Hongwei Zhang1,2, *, , Zhibin Liao1,2, *, , Furong Liu1,2, *, , Chen Su1,2, , He Zhu1,2, , Yani Li1,2, , Ran Tao1,2, , Huifang Liang1,2, , Bixiang Zhang1,2, , Xuewu Zhang1,2, ,

  • 1 Hepatic Surgery Center, Tongji Hospital, Tongji Medical College, Huazhong University of Science and Technology, Wuhan 430030, Hubei, China
  • 2 Clinical Medical Research Center of Hepatic Surgery at Hubei Province, Wuhan 430030, Hubei, China
* Equal contribution

Received: July 1, 2019       Accepted: October 14, 2019       Published: October 23, 2019
How to Cite

Copyright © 2019 Zhang et al. This is an open-access article distributed under the terms of the Creative Commons Attribution License (CC BY 3.0), which permits unrestricted use, distribution, and reproduction in any medium, provided the original author and source are credited.
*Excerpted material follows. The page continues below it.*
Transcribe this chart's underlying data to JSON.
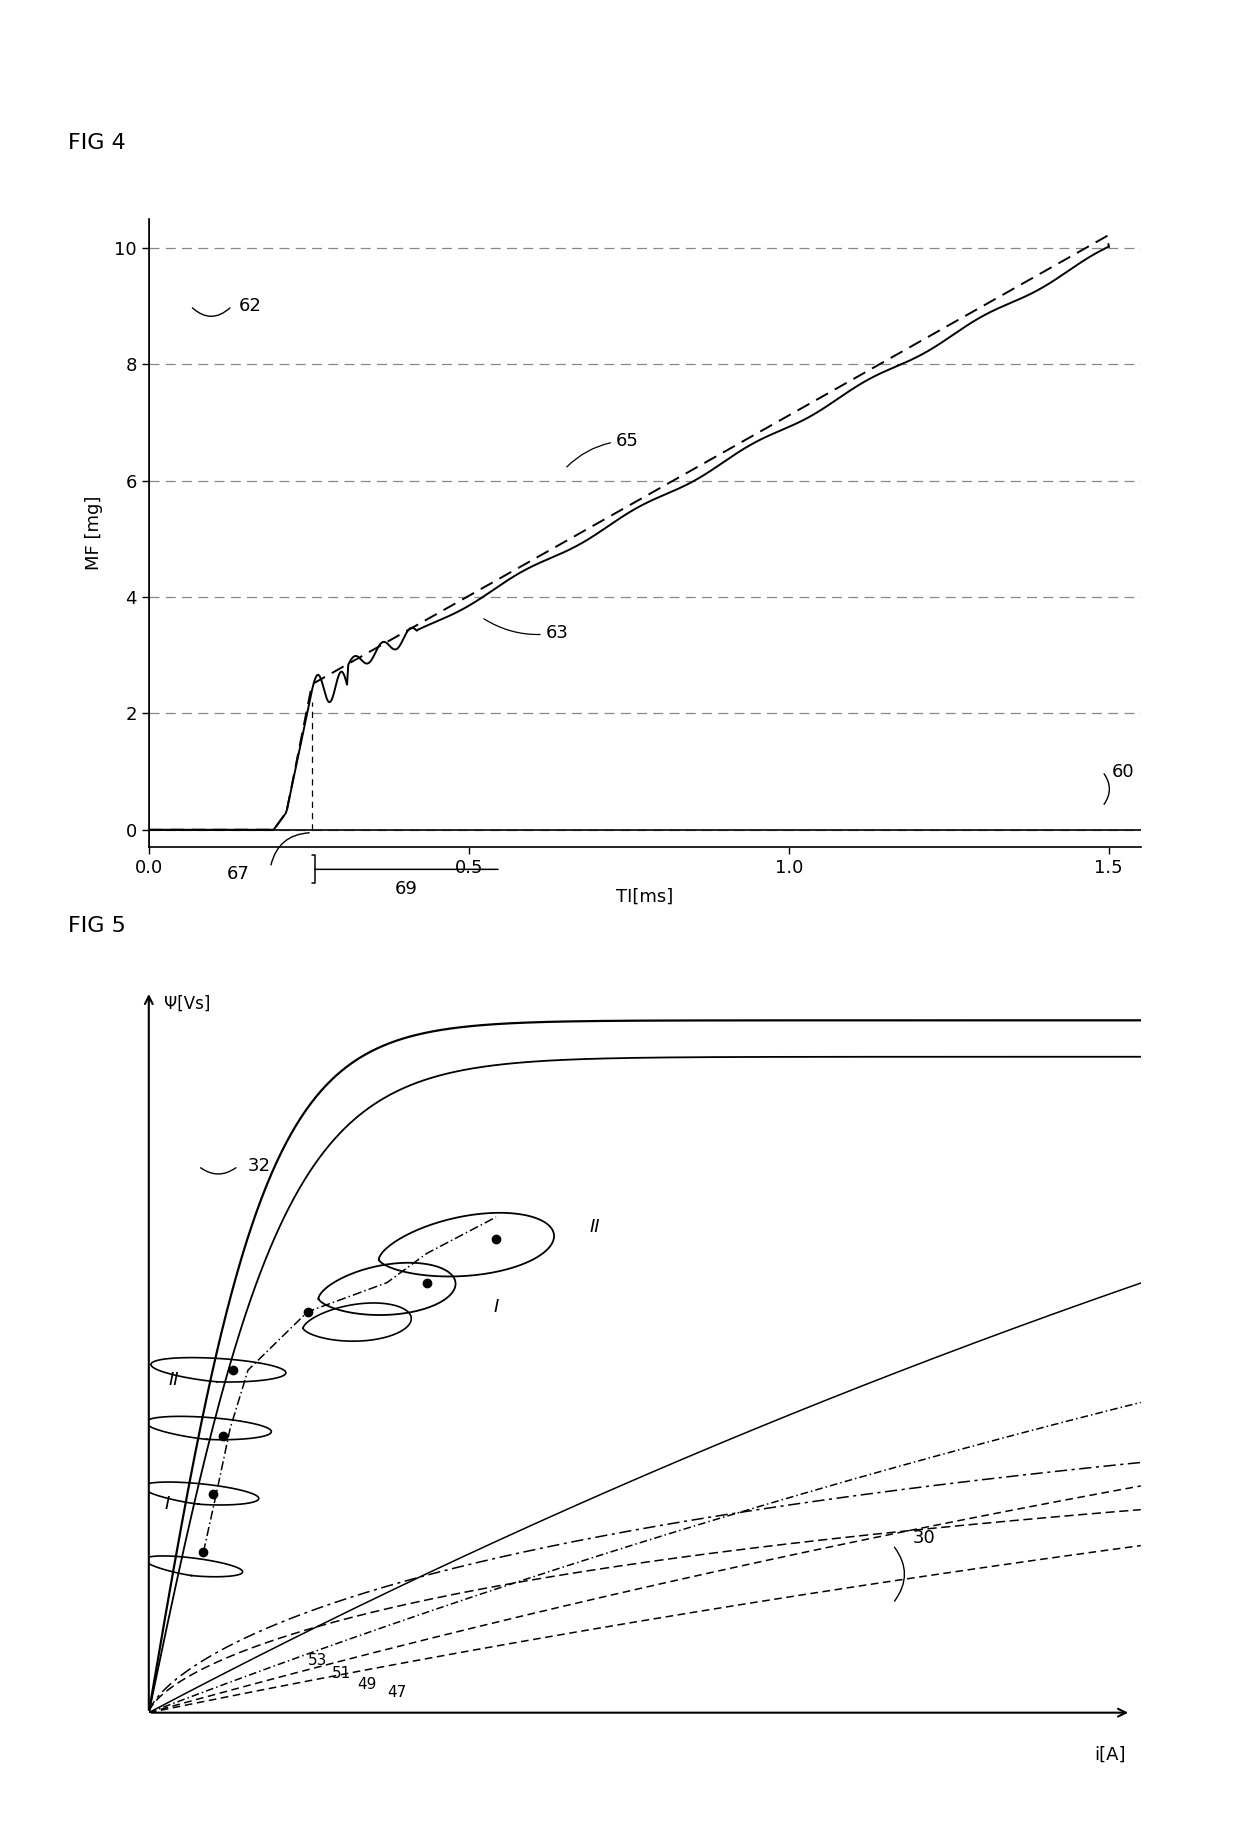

Long noncoding RNAs (lncRNAs) are overexpressed in many types of cancers, suggesting they may promote tumorigenesis. The lncRNA “highly upregulated in liver cancer” (HULC) promotes hepatocellular carcinoma (HCC) by mechanisms that are not fully understood. In the present study, we showed that HULC is overexpressed in HCC tissues, which correlates with an unfavorable prognosis in HCC patients. We also found that HULC promotes the proliferation, migration, and invasion of HCC cells in vitro, and xenograft tumor growth in vivo. Our mechanistic studies showed that HULC works as a competing endogenous RNA for miR-2052, and that the MET receptor tyrosine kinase is a downstream target of miR-2052 in HCC. Furthermore, HULC inhibits miR-2052, thereby stimulating MET expression in HCC. Finally, MET overexpression reverses the effects of HULC depletion. In sum, our findings reveal a novel regulatory signaling cascade, the HULC/miR-2052/MET axis, which could potentially be exploited for therapeutic benefits in the treatment of HCC.


LncRNAs: long noncoding RNAs; ceRNA: competing endogenous RNA; IgG: immunoglobulin G; qPCR: quantitative real-time polymerase chain reaction; miRNA: microRNA; SDS-PAGE: sodium dodecyl sulfate-polyacrylamide gel electrophoresis; HE: hematoxylin-eosin.